L'actualité de la Nature

Loup y es-tu ?

La presse locale (voir le dossier du Parisien du 04 12 2016) s’est faite l’écho récemment de la présence supposée de loups en Ile-de-France. Le Val d’Oise a même été placé « sous surveillance » par l’association Observatoire du loup qui estime que des déplacements aléatoires de cette espèce sont désormais possibles dans ce département.

Alerte au loup en Val d'Oise ? La cellule biodiversité veille : si on en voit un, on prévient les autorités. Pour l'instant, on n'en n'a pas vu. © Gilles Carcassès
Alerte au loup en Val d’Oise ? La cellule biodiversité veille : si on en voit un, on prévient les autorités. Pour l’instant, on n’en n’a pas vu. © Gilles Carcassès

Que nous montrent les cartes interactives de l’Office National de la Chasse et de la Faune Sauvage (ONCFS) ?

Evolution de la présence du loup 2008 - 2015 (source ONCFS)
Evolution officielle de la présence du loup 2008 – 2015 (source ONCFS)

En sept ans, de 2008 à  2015, le loup a significativement consolidé sa présence dans les Alpes, le Sud du Massif central et le Grand Est. Son effectif sur le territoire national, selon une estimation de mars 2016, serait d’environ 325 individus répartis en 49 zones de présence permanente.

Arrivé d’Italie en 1992 dans le Mercantour, il a nettement progressé vers l’Ouest et le Nord. Signalé dans la Marne et l’Aube, il est effectivement à  la porte de l’Ile-de-France. Cette expansion se fait par la prospection de nouveaux territoires par des loups solitaires, parfois sur de longues distances. Lorsqu’il est installé, le loup vit en meutes familiales. Selon le dernier bulletin « loup » de l’ONCSF de septembre 2016, les meutes les plus proches de l’Ile-de-France sont dans les Vosges et le Jura. L’entrée du loup dans Paris n’est donc pas pour demain. De plus, l’animal est très craintif et fuit les zones urbanisées. D’autres populations de loups en provenance d’Europe de l’Est progressent en Allemagne. Le renforcement de la diversité génétique de l’espèce se fera peut-être à  nos frontières avec ce pays.

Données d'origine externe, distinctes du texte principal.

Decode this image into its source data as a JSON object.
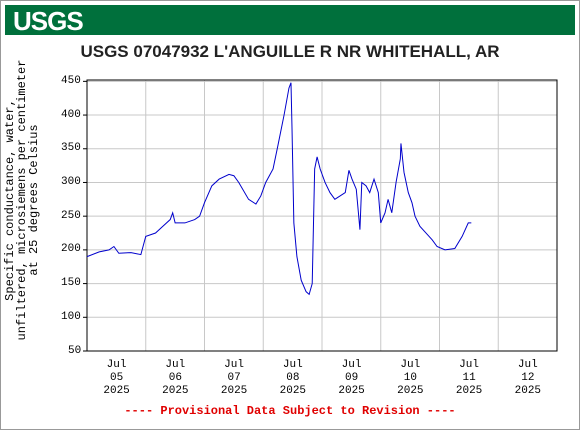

Sauf dans la période moderne récente, le loup a toujours vécu en France, tenant sur tout le territoire sa place très utile de charognard et de prédateur des grands mammifères sauvages, qui font aujourd’hui bien des dégâts aux cultures. On estime que 10 000 à  20 000 loups peuplaient la France à  la fin du 18ème siècle. Victimes des progrès de l’efficacité des armes à  feu, des pièges et des poisons, ils n’étaient plus que 500 en 1900. Et le dernier loup français aurait été tué en 1937 dans le Limousin.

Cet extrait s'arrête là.